The flavour of the food is well preserved – you cannot get it from gas grills or frying pans
Flames glow, smoke billows and the aroma of slowly burning logs blends with the flavours of lightly charred calamari with broccoli and aioli cooked inside a handmade wood-fired oven.
Like other dishes at Proper restaurant, essential ingredients for this house favourite are timber and fire. Proper was recently named in the Latin American edition of the prestigious World’s 50 Best Restaurants list, part of Argentina’s growing international recognition for creative open-flame cooking.
The sacred Argentine “asado”, or barbecue, brings together families and friends, regardless of social class, and is a source of national pride. While grilling in other countries involves gas or store-bought charcoal, the Argentine way is often more primal – just wood, flames and meat.
“Fire is a very strong part of Argentina’s identity,” saysAugusto Mayer, who launched Proper last year in a refurbished auto-repair shop with fellow chef Leo Lanussol. “We have a bunch of ways of cooking with wood and we’re harnessing the potential of that type of cooking.”
Diners stand in long lines every night outside the restaurant in the trendy Palermo neighbuorhood of Buenos Aires, attracted by the scent of the vegetable-centric dishes. From a haricot bean puree with almonds and pumpkin-seed mole to celery with kefir cream, green apples and pecans. The owners take pride in their sourdough bread served with homemade butter and anchovies from the coastal city of Mar del Plata.
“Argentine cooking is going through a very important moment,” Nico Visne, a local food critic and journalist, says as he tries the calamari at a counter near the wood-burning oven. “It’s based in our gaucho [cowboy], indigenous and immigrant cooking – and there’s this return to the real flavours and the fire.”

It seems odd to call it a trend since flames are the oldest way of cooking food. And yet a growing number of chefs around the world have elevated wood-fire cooking to new heights at some of the most acclaimed restaurants like Spain’s Asador Etxebarri in the Basque countryside.
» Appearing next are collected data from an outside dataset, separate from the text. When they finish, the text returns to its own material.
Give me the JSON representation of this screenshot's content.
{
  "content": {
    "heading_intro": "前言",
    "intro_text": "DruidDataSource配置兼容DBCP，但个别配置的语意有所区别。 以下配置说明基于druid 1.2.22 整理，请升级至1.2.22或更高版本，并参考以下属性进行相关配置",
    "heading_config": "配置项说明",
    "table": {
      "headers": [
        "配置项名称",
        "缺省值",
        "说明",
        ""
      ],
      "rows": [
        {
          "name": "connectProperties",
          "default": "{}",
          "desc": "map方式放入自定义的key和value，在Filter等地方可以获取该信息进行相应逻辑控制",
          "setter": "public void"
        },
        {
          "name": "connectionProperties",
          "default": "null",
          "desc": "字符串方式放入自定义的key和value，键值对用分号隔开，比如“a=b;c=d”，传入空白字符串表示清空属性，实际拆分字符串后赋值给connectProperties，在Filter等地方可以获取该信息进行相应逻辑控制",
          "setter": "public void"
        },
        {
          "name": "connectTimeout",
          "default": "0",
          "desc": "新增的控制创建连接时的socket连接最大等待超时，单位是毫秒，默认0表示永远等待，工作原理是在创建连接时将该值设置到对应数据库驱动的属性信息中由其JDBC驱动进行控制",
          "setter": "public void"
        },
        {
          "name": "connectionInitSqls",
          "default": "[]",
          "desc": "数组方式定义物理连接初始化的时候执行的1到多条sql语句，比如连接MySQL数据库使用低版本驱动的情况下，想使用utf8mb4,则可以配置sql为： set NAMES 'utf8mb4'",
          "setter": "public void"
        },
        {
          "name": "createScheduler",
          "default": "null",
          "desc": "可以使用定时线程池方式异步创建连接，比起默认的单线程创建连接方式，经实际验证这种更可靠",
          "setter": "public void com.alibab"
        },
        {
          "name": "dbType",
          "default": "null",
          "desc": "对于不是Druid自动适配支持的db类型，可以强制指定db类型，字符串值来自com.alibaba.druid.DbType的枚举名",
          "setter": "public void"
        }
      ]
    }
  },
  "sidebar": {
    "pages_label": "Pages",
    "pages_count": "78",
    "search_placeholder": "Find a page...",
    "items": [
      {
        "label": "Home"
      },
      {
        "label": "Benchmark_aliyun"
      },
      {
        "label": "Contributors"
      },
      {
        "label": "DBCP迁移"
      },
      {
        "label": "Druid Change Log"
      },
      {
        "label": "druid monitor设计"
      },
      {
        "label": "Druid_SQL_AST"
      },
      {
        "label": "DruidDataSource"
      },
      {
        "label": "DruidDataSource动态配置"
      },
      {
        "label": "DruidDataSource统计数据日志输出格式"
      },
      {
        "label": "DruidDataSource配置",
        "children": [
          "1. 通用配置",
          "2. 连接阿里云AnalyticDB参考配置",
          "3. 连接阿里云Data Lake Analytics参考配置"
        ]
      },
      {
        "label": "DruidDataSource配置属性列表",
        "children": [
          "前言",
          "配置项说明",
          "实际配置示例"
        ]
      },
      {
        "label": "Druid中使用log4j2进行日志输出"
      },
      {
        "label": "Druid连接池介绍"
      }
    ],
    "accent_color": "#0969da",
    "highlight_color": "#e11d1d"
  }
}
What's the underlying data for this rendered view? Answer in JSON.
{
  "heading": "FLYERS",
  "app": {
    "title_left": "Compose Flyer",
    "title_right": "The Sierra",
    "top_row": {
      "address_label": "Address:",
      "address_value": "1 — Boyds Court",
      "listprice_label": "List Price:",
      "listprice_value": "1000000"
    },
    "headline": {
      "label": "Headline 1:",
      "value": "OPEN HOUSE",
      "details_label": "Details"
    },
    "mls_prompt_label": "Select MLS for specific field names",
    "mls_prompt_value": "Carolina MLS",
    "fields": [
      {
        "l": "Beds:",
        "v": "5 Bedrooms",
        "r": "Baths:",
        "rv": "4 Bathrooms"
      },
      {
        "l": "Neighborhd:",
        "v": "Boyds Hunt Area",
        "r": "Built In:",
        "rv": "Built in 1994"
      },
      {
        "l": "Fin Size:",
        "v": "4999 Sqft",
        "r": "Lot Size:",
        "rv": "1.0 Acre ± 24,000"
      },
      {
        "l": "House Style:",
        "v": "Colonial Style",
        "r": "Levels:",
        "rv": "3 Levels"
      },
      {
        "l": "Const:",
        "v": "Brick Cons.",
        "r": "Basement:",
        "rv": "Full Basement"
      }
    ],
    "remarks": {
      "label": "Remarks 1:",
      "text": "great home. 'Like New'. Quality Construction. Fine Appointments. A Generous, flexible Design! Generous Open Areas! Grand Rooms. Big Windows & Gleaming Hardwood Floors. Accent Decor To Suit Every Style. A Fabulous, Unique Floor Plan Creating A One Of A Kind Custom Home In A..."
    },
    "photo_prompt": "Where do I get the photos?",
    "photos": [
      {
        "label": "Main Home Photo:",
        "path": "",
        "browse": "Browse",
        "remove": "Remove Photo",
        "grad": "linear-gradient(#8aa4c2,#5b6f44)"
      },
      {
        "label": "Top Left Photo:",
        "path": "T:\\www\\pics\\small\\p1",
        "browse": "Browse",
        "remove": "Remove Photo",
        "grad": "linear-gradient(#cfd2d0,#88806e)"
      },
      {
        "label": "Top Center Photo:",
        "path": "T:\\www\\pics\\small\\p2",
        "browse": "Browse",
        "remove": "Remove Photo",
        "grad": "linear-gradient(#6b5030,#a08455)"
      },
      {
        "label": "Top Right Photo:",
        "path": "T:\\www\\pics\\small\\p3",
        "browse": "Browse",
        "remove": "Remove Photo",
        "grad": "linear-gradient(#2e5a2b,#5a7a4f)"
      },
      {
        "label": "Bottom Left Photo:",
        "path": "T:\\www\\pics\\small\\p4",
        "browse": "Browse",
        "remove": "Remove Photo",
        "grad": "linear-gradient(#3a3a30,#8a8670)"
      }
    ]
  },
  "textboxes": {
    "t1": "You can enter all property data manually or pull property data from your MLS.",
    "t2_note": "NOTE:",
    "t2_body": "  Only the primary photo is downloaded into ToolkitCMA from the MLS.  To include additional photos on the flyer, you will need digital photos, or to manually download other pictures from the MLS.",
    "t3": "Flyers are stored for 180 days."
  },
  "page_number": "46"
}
In Argentina, the precursor of this movement is Francis Mallmann. The country’s most famous chef and owner of three restaurants began his career cooking French food. At some point, he returned to the elemental ways of cooking that he knew growing up in his native Patagonia region. Many Argentines grew up watching Mallmann’s cooking shows on TV in the 1980s, long before he entranced audiences worldwide with his grilling methods in the Netflix docu-series Chef’s Table.